Back when Keaton was promoting the film Birdman, he once suggested that he had no interest in any of the Batman films, certainly not those directed by Christopher Nolan nor those starring Ben Affleck in the role that Keaton had once famously played. There is certainly an air of bitterness to the proceeding words.

The actor told Entertainment Weekly: “Chris Nolan is great, but I’ve never seen any of the Batman movies all the way through. I know they’re good. I just have zero interest in those kinds of movies.
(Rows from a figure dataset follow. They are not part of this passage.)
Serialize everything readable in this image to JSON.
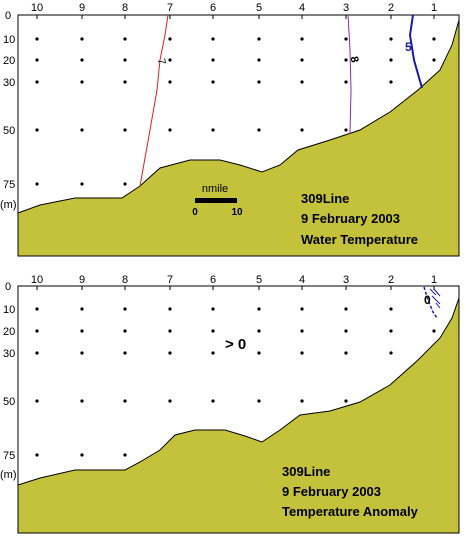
{
  "panels": [
    {
      "station_labels": [
        "10",
        "9",
        "8",
        "7",
        "6",
        "5",
        "4",
        "3",
        "2",
        "1"
      ],
      "depth_labels": [
        "0",
        "10",
        "20",
        "30",
        "50",
        "75",
        "(m)"
      ],
      "contour_labels": [
        "7",
        "8",
        "5"
      ],
      "scale_bar": {
        "unit": "nmile",
        "start": "0",
        "end": "10"
      },
      "caption": {
        "line1": "309Line",
        "line2": "9 February 2003",
        "line3": "Water Temperature"
      },
      "colors": {
        "seabed": "#c4c23a",
        "contour_7": "#e02020",
        "contour_8": "#8a2bb0",
        "contour_5": "#1a1aa8"
      }
    },
    {
      "station_labels": [
        "10",
        "9",
        "8",
        "7",
        "6",
        "5",
        "4",
        "3",
        "2",
        "1"
      ],
      "depth_labels": [
        "0",
        "10",
        "20",
        "30",
        "50",
        "75",
        "(m)"
      ],
      "region_label": "> 0",
      "contour_labels": [
        "0"
      ],
      "caption": {
        "line1": "309Line",
        "line2": "9 February 2003",
        "line3": "Temperature Anomaly"
      },
      "colors": {
        "seabed": "#c4c23a",
        "contour_0": "#1a1aa8"
      }
    }
  ]
}
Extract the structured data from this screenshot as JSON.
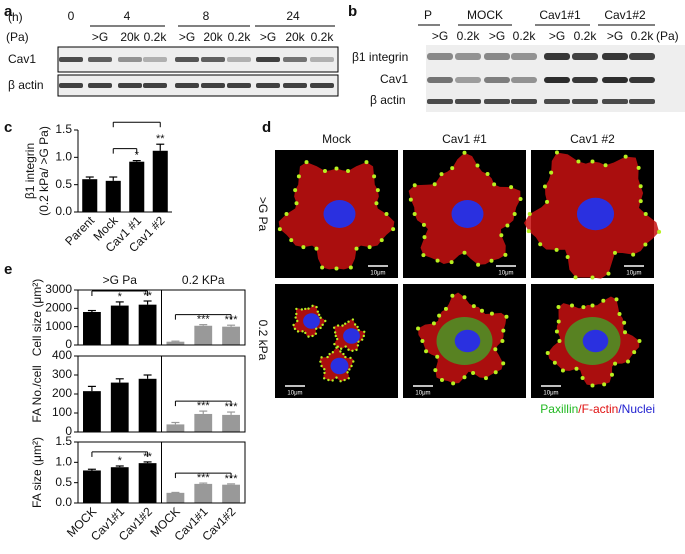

I mean, people are asking me, ‘Is Ben Affleck going to be any good?’ And my attitude is, ‘First of all, why would you ask me?'”

Keaton continued: “Second, he’s probably going to be very good, and third, frankly, it’s all set up now so that you’re weirdly kind of safe. Once you get in those suits, they really know what to do with you. It was hard then; it ain’t that hard now.”

Of course, now Keaton has once again reprised his Batman role in the recent film The Flash. So there’s certainly a sense of the actor not caring one jot about Batman unless he himself is playing the character. Keaton can’t seem to find it within himself to give the due praise that Ben Affleck and certainly Christian Bale deserve for playing the famous hero.

Rather, Keaton is keen to stress that playing Batman is now far easier than it ever was. But just tell that to Bale, who went to excruciating physical lengths to make sure he was in peak shape to defend Gotham City over three separate movies. And that was wedged in the middle of a number of films that saw Bale change his body shape dramatically for different roles.

We can certainly assume that Keaton is perhaps a touch bitter over the fact that Bale and Nolan have drawn widespread acclaim for their Dark Knight films, while his own Batman movies have seemingly faded into obscurity, save for those that are old enough to remember them fondly.